By
Dina Rashed, IOL Chicago correspondent
CHICAGO,
November 17 (IslamOnline) - Hate crimes against Muslims, Arabs rose to a
sky rocketing level following the events of September 11, and law
enforcement officials were not fully prepared to combat such onslaught,
a recent report by the Human Rights (HRW) Watch advocacy group said.
“This
violence was directed at people solely because they shared or were
perceived as sharing the national background or religion of the
hijackers and al-Qaeda members deemed responsible for attacking the
World Trade Center and the Pentagon,” said the report.
Issued
by Human Rights Watch organization, the report said that government
officials should have been better equipped to combat the anti-Muslim
anti-Arab backlash that occurred following the attacks so September 11.
The
forty-page report released on Thursday, November 14, is written by
Amardeep Singh, U.S. Program researcher at Human Rights Watch.
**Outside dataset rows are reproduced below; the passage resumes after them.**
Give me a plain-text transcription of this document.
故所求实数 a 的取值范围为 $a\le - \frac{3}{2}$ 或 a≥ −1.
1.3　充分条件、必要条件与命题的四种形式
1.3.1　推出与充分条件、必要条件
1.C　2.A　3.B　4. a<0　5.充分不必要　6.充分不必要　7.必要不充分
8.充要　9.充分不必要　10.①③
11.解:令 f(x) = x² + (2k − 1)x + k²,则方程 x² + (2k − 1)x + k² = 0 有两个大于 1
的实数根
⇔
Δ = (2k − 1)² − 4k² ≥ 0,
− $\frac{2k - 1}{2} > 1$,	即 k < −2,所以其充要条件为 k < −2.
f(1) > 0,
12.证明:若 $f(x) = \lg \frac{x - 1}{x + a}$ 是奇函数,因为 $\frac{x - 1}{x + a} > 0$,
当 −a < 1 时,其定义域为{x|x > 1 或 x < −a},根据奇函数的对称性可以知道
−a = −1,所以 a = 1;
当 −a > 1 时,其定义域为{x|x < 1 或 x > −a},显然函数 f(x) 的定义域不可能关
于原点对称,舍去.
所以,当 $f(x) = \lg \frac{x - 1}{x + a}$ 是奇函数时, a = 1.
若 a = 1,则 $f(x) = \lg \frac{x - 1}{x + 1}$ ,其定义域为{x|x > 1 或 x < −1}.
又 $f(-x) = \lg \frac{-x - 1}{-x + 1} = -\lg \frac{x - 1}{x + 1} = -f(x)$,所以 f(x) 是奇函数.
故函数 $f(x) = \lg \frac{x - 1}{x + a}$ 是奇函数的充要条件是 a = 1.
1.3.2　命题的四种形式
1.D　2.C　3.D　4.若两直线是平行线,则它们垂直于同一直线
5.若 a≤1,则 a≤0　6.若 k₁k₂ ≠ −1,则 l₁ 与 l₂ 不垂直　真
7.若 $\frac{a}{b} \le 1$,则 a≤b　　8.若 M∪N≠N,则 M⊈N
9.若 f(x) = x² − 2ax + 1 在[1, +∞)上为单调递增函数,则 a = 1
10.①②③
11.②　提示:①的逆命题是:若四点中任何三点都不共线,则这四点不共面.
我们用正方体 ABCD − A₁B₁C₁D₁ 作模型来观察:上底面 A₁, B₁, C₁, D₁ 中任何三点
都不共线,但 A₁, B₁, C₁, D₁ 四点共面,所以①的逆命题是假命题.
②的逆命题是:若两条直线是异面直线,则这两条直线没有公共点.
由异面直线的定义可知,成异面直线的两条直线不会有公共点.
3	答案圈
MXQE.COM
He
investigated challenges of the Arab and Muslim communities in the
aftermath, in Washington, D.C. and five other cities across the United
States including Chicago, Dearborn and Los Angeles.
The
report examined the origin of the anti-Muslim and anti-Arab hate crimes
in the past decades dating it to the 1970s, finding that it has always
had a positive correlation with escalation of tension in the Middle East
conflict.
It
reiterated that given this fact, the law enforcement officers should
have developed earlier plans to combat crimes of bigotry against Muslim,
Arabs and other ethnicities who share their physical features such as
Hindus and Sikhs.
According
to the report’s figures, hate crimes against Muslims rose by a 15 fold
in the cities of Chicago, where 60 crimes were reported in 2001 compared
to only 4 in 2000, and in Los Angles where the number jumped to 188 from
12 crimes in the same years.
Meanwhile
findings proved that in other cities where pre-existing relations
between the community and local officers were well established fewer
crimes were reported.
“(In)
Dearborn, Michigan, where only two violent September 11-related assaults
occurred in a city with 30,000 Arab-Americans, reflected steps taken by
local and state officials long before September 11.
In
particular, Dearborn police had already identified high-risk communities
and were ready to deploy officers where needed within hours of the
attacks on the World Trade Center and Pentagon,” stated the report.
Singh
acknowledged that U.S. officials as high as the President spoke publicly
against finger pointing the whole Arab and Muslim American communities,
and that officials in many cases responded quickly to curtail the
violence, but suggested that Law enforcement authorities should prepare
a "backlash emergency mitigation plan" ready to be implemented
immediately following any event that may trigger anti-Arab/Muslim
sentiments.
Yet
the report said the Arab and Muslim communities received mixed messages
from officials who on one hand urged the public not to view Muslims or
Arabs differently than anyone else, nevertheless measures and procedures
undertaken as part of the anti-terrorist campaign undermined the earlier
rhetoric about tolerance.
“The
detention of some 1,200 persons of almost exclusively Arab, Muslim, or
South Asian heritage because of "possible" links to terrorism;
the FBI requests to interview over eight thousand men of Arab or Muslim
heritage; and the decision that visitors to the United States from
certain Middle Eastern countries would be fingerprinted. Activists
believe these actions reinforce an image of Arabs and Muslims as
potential terrorists or terrorist sympathizers,” the report mentioned.